Take Steve Marks, for example, who continues to sponsor the T. Keith Marks Scholarship Fund, which was started by his father in 1975 and is awarded to students in geological sciences.
“Geology and fishing were his passion,” said Marks, chuckling. When his father passed away in 2002, Marks and his mother began augmenting the scholarship fund. Even after his mother perished in 2015, Marks continued to build the scholarship founded in the name of his father.
“My family and I took it upon ourselves to really build this scholarship and make it special and make a difference in some students’ lives,” said Marks. Today, the scholarship supports a number of students in geological sciences at CU Boulder.
“My dad was a big believer in education. It was a top, top priority,” said Marks, “He went here on scholarships and grants. He worked while he was in school. And he believed that those scholarships and opportunities that he had here at CU made his career what it was.”
Lauren Goldfarb, from Oregon, is a recipient of the T. Keith Marks Scholarship. She notes that out-of-state tuition greatly increases the cost of attending CU.
“If it wasn’t for scholarships, I wouldn’t be able to be here. It helps me get an education in such a great program,” said Goldfarb.

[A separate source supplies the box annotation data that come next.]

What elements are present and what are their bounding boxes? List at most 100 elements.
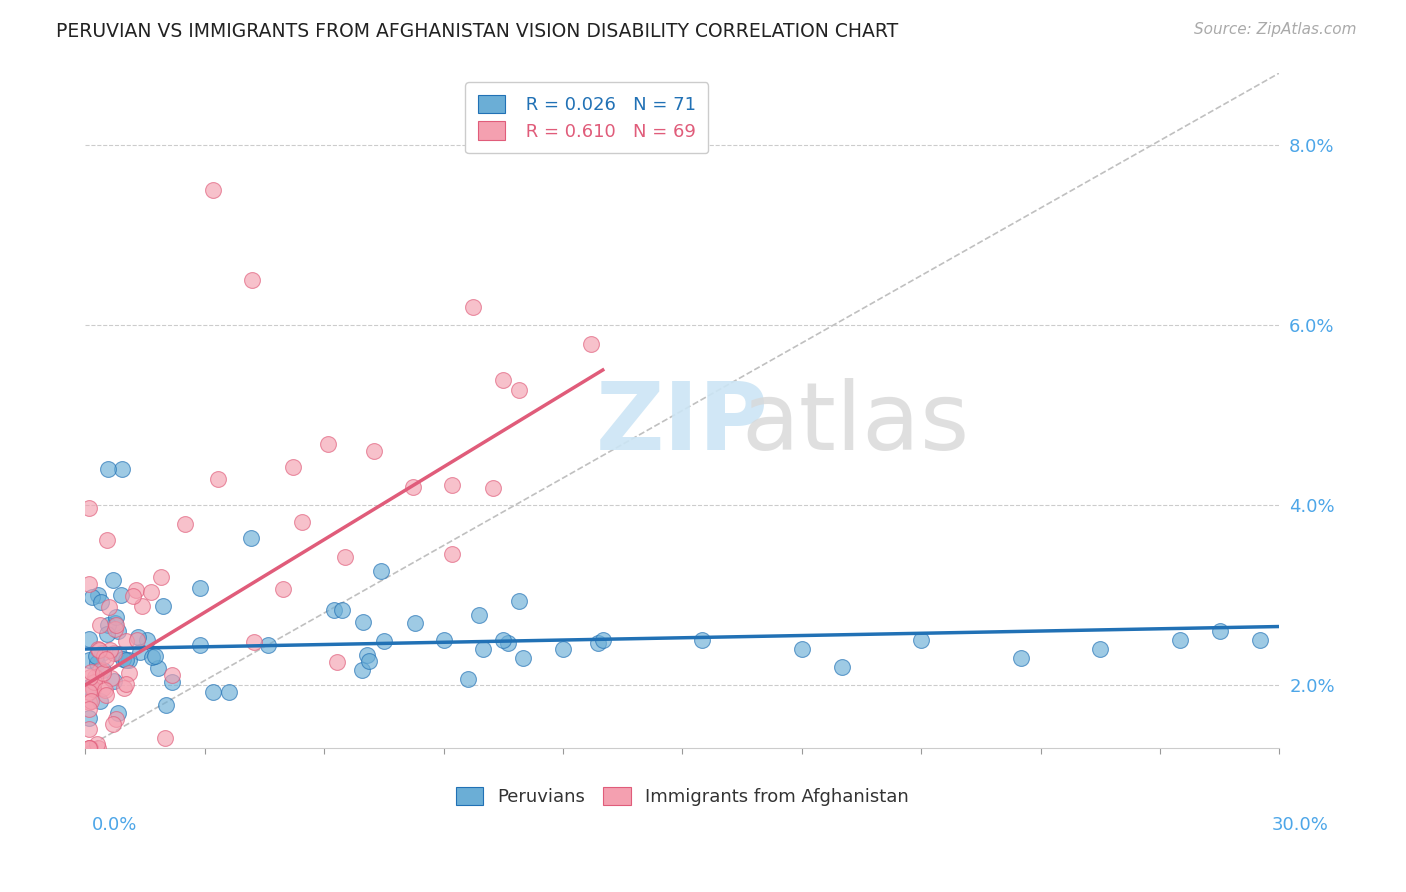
Point	[1209, 624, 1232, 638]
Point	[107, 706, 129, 720]
Point	[110, 588, 132, 602]
Point	[104, 615, 127, 630]
Point	[291, 515, 314, 529]
Point	[592, 633, 614, 648]
Point	[91, 681, 114, 695]
Point	[326, 656, 349, 670]
Point	[370, 564, 392, 578]
Point	[96, 533, 118, 548]
Point	[468, 608, 491, 623]
Text: PERUVIAN VS IMMIGRANTS FROM AFGHANISTAN VISION DISABILITY CORRELATION CHART: PERUVIAN VS IMMIGRANTS FROM AFGHANISTAN …	[56, 22, 898, 41]
Point	[188, 638, 211, 652]
Point	[352, 664, 374, 678]
Point	[910, 633, 932, 648]
Text: 30.0%: 30.0%	[1272, 816, 1329, 834]
Point	[256, 639, 278, 653]
Point	[790, 642, 813, 657]
Point	[87, 588, 110, 602]
Point	[100, 671, 122, 685]
Point	[352, 615, 374, 630]
Point	[90, 595, 112, 609]
Point	[135, 633, 157, 648]
Point	[492, 633, 515, 648]
Point	[89, 694, 111, 708]
Point	[97, 462, 120, 476]
Point	[101, 573, 124, 587]
Point	[125, 633, 148, 648]
Point	[79, 741, 101, 756]
Point	[1168, 633, 1191, 648]
Point	[579, 337, 602, 351]
Point	[103, 646, 125, 660]
Point	[1010, 651, 1032, 665]
Point	[202, 685, 225, 699]
Point	[91, 663, 114, 677]
Point	[432, 633, 454, 648]
Point	[104, 622, 127, 636]
Point	[83, 675, 105, 690]
Point	[143, 649, 166, 664]
Point	[96, 618, 118, 632]
Point	[77, 722, 100, 736]
Point	[482, 481, 505, 495]
Point	[498, 636, 520, 650]
Point	[86, 656, 108, 670]
Point	[77, 741, 100, 756]
Point	[512, 651, 534, 665]
Point	[80, 665, 103, 679]
Point	[77, 695, 100, 709]
Point	[242, 635, 264, 649]
Point	[82, 682, 104, 697]
Point	[112, 652, 135, 666]
Point	[1090, 642, 1112, 657]
Point	[121, 589, 143, 603]
Point	[330, 602, 353, 616]
Point	[508, 594, 530, 608]
Point	[218, 684, 240, 698]
Point	[127, 630, 149, 644]
Point	[97, 599, 120, 614]
Point	[105, 610, 128, 624]
Point	[111, 462, 134, 476]
Point	[173, 517, 195, 532]
Point	[242, 273, 264, 287]
Point	[115, 653, 138, 667]
Point	[77, 501, 100, 516]
Point	[155, 731, 177, 745]
Point	[141, 649, 163, 664]
Point	[357, 654, 380, 668]
Point	[112, 681, 135, 695]
Point	[98, 642, 121, 657]
Point	[115, 634, 138, 648]
Point	[87, 741, 110, 756]
Point	[373, 633, 395, 648]
Point	[160, 675, 183, 690]
Point	[152, 599, 174, 613]
Point	[77, 653, 100, 667]
Point	[440, 478, 463, 492]
Point	[207, 472, 229, 486]
Point	[105, 618, 128, 632]
Point	[160, 668, 183, 682]
Point	[77, 680, 100, 694]
Legend: Peruvians, Immigrants from Afghanistan: Peruvians, Immigrants from Afghanistan	[449, 780, 915, 814]
Point	[77, 711, 100, 725]
Point	[461, 300, 484, 314]
Point	[96, 627, 118, 641]
Point	[118, 666, 141, 681]
Point	[322, 603, 344, 617]
Point	[131, 599, 153, 613]
Text: atlas: atlas	[741, 378, 970, 470]
Point	[146, 661, 169, 675]
Point	[80, 694, 103, 708]
Text: ZIP: ZIP	[596, 378, 769, 470]
Point	[690, 633, 713, 648]
Point	[281, 459, 304, 474]
Point	[90, 646, 112, 660]
Point	[586, 635, 609, 649]
Point	[128, 645, 150, 659]
Point	[77, 701, 100, 715]
Point	[103, 674, 125, 689]
Text: 0.0%: 0.0%	[91, 816, 136, 834]
Point	[77, 576, 100, 591]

Indeed, it is increasingly difficult for students to get an education at top programs in the nation. Inflation-adjusted, in-state tuition, fees, room and board cost on average $8,307 in 1971-72 according to data published by the College Board. Today, that price has ballooned to $20,092 on average. CU’s Bursar’s Office estimates the cost for an out-of-state undergraduate like Goldfarb at $50,469 annually.
College of Arts and Sciences Dean Steven Leigh said he wakes up every morning and thinks about student-loan debt—which now eclipses credit-card debt in the United States—and student achievement. He recognizes philanthropy as essential to student success in higher education.
“From the department perspective, we are extremely grateful for donors and their passion for supporting higher education,” said Shemin Ge, chair of the Department of Geological Sciences.